Tool/software:
I am using the TI C2000 compiler with the following optimization flags:
/opt/ti/ti-cgt-c2000_22.6.1.LTS/bin/cl2000 \ --issue_remarks --gen_opt_info=2 -v28 -ml -O4 -op=3 \ --c_src_interlist --auto_inline --verbose_diagnostics \ --advice:performance=all --opt_for_speed=5 \ --preproc_with_compile --keep_asm \ -I/opt/ti/ti-cgt-c2000_22.6.1.LTS/include \ main.cpp
However, I have noticed a few inefficiencies in the code optimization behavior at the `-O4` optimization level, and I wanted to ask if there are any recommendations or insights to address these.
Static Table Optimization
In the first example, where I have a static table[] in the function foo(), I expected the compiler to optimize this table away and remove unnecessary memory accesses. However, the table is still being accessed directly, even though the value of a is within the bounds of the table. In comparison, GCC at optimization level -O1 would handle this more efficiently. Is there any way to ensure that the table is properly optimized away?
/*
MOVZ AR6,AL ; [CPU_ALU] |4|
MOVL XAR4,#_table$1 ; [CPU_ARAU] |6|
SETC SXM ; [CPU_ALU]
MOVL ACC,XAR4 ; [CPU_ALU] |6|
ADD ACC,AR6 ; [CPU_ALU] |6|
MOVL XAR4,ACC ; [CPU_ALU] |6|
MOV AL,*+XAR4[0] ; [CPU_ALU] |6|
LRETR ; [CPU_ALU]
*/
int foo(char a) {
static const int table[] = { 1,2,3,4,5 };
return table[a];
}
Auto inline
In the second example, the read() function is simple and should ideally be inlined, especially given the --auto_inline flag. However, the compiler does not seem to inline this function. GCC at -O1 inlines it automatically. Is there a reason why this function is not inlined in the C2000 compiler even with -O4, and are there additional flags that can ensure this?

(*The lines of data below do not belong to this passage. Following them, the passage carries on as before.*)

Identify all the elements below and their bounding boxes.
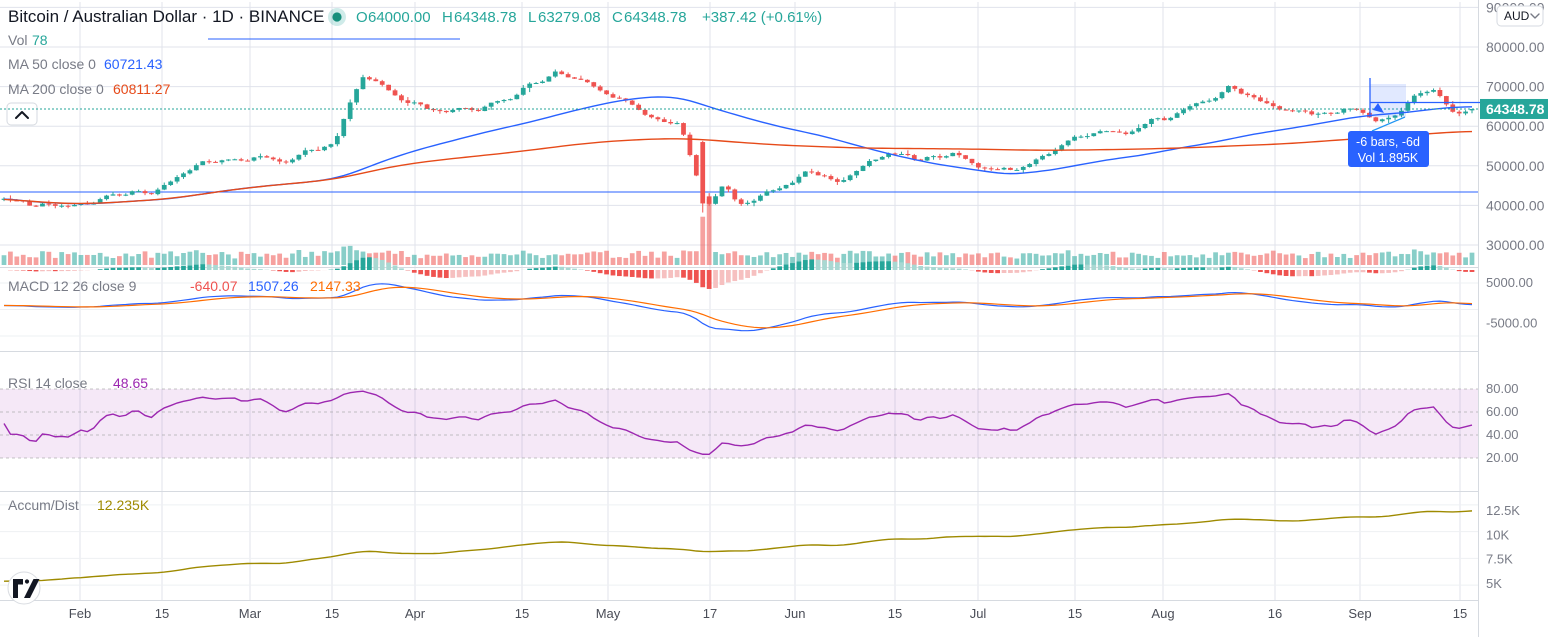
svg-text:64348.78: 64348.78 bbox=[1486, 101, 1545, 117]
svg-text:H: H bbox=[442, 9, 453, 26]
svg-text:64348.78: 64348.78 bbox=[454, 9, 517, 26]
svg-text:60721.43: 60721.43 bbox=[104, 56, 163, 72]
svg-text:60000.00: 60000.00 bbox=[1486, 118, 1545, 134]
svg-text:Bitcoin / Australian Dollar ·: Bitcoin / Australian Dollar · 1D · BINAN… bbox=[8, 7, 325, 26]
svg-text:-640.07: -640.07 bbox=[190, 278, 238, 294]
svg-text:64000.00: 64000.00 bbox=[368, 9, 431, 26]
svg-text:-6 bars, -6d: -6 bars, -6d bbox=[1356, 135, 1420, 149]
svg-text:Feb: Feb bbox=[69, 606, 91, 621]
svg-text:30000.00: 30000.00 bbox=[1486, 237, 1545, 253]
svg-text:15: 15 bbox=[1453, 606, 1467, 621]
svg-text:Sep: Sep bbox=[1348, 606, 1371, 621]
svg-text:80000.00: 80000.00 bbox=[1486, 39, 1545, 55]
svg-text:MA 50 close 0: MA 50 close 0 bbox=[8, 56, 96, 72]
svg-text:63279.08: 63279.08 bbox=[538, 9, 601, 26]
svg-text:64348.78: 64348.78 bbox=[624, 9, 687, 26]
svg-text:50000.00: 50000.00 bbox=[1486, 158, 1545, 174]
svg-text:12.5K: 12.5K bbox=[1486, 503, 1520, 518]
svg-text:15: 15 bbox=[325, 606, 339, 621]
svg-text:15: 15 bbox=[155, 606, 169, 621]
svg-text:RSI 14 close: RSI 14 close bbox=[8, 375, 88, 391]
svg-text:Jul: Jul bbox=[970, 606, 987, 621]
svg-text:48.65: 48.65 bbox=[113, 375, 148, 391]
svg-text:O: O bbox=[356, 9, 368, 26]
svg-text:60.00: 60.00 bbox=[1486, 404, 1519, 419]
svg-text:20.00: 20.00 bbox=[1486, 450, 1519, 465]
svg-text:15: 15 bbox=[515, 606, 529, 621]
svg-text:60811.27: 60811.27 bbox=[113, 81, 171, 97]
svg-text:40000.00: 40000.00 bbox=[1486, 197, 1545, 213]
svg-text:+387.42 (+0.61%): +387.42 (+0.61%) bbox=[702, 9, 822, 26]
svg-text:MA 200 close 0: MA 200 close 0 bbox=[8, 81, 104, 97]
svg-text:16: 16 bbox=[1268, 606, 1282, 621]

Also I observed that the compiler generates an unnecessary call to memcpy(), which is not ideal for performance. The code is essentially moving around values that could be done with simpler instructions, so I was surprised to see the memcpy call. How can I avoid this issue, or is there a setting that can better optimize this pattern?
/*
ADDB SP,#4 ; [CPU_ARAU]
MOV PL,#65012 ; [CPU_ALU] |2|
MOVZ AR4,SP ; [CPU_ALU] |8|
MOV PH,#16180 ; [CPU_ALU] |2|
MOVL ACC,XAR6 ; [CPU_ALU] |7|
MOVL *-SP[4],P ; [CPU_ALU] |2|
SUBB XAR4,#4 ; [CPU_ARAU] |8|
MOV PL,#65012 ; [CPU_ALU] |2|
MOV PH,#16180 ; [CPU_ALU] |2|
MOVZ AR5,AR4 ; [CPU_ALU] |8|
MOVL *-SP[2],P ; [CPU_ALU] |2|
B $C$L1,EQ ; [CPU_ALU] |8|
MOVL XAR4,ACC ; [CPU_ALU] |8|
MOVB ACC,#4 ; [CPU_ALU] |8|
LCR #_memcpy ; [CPU_ALU] |8| << Whoooh!
SUBB SP,#4 ; [CPU_ARAU]
LRETR ; [CPU_ALU]
*/
struct float2 {
float2(float x, float y) : x(x), y(y) {}
float x, y;
};
// Should be auto inlined (called once)
float2 read() { return float2(0.707f, 0.707f); }
float test() {
float2 v = read();
return v.x + v.y;
}
I would appreciate any insights or suggestions on improving the optimization for these cases with the TI C2000 compiler.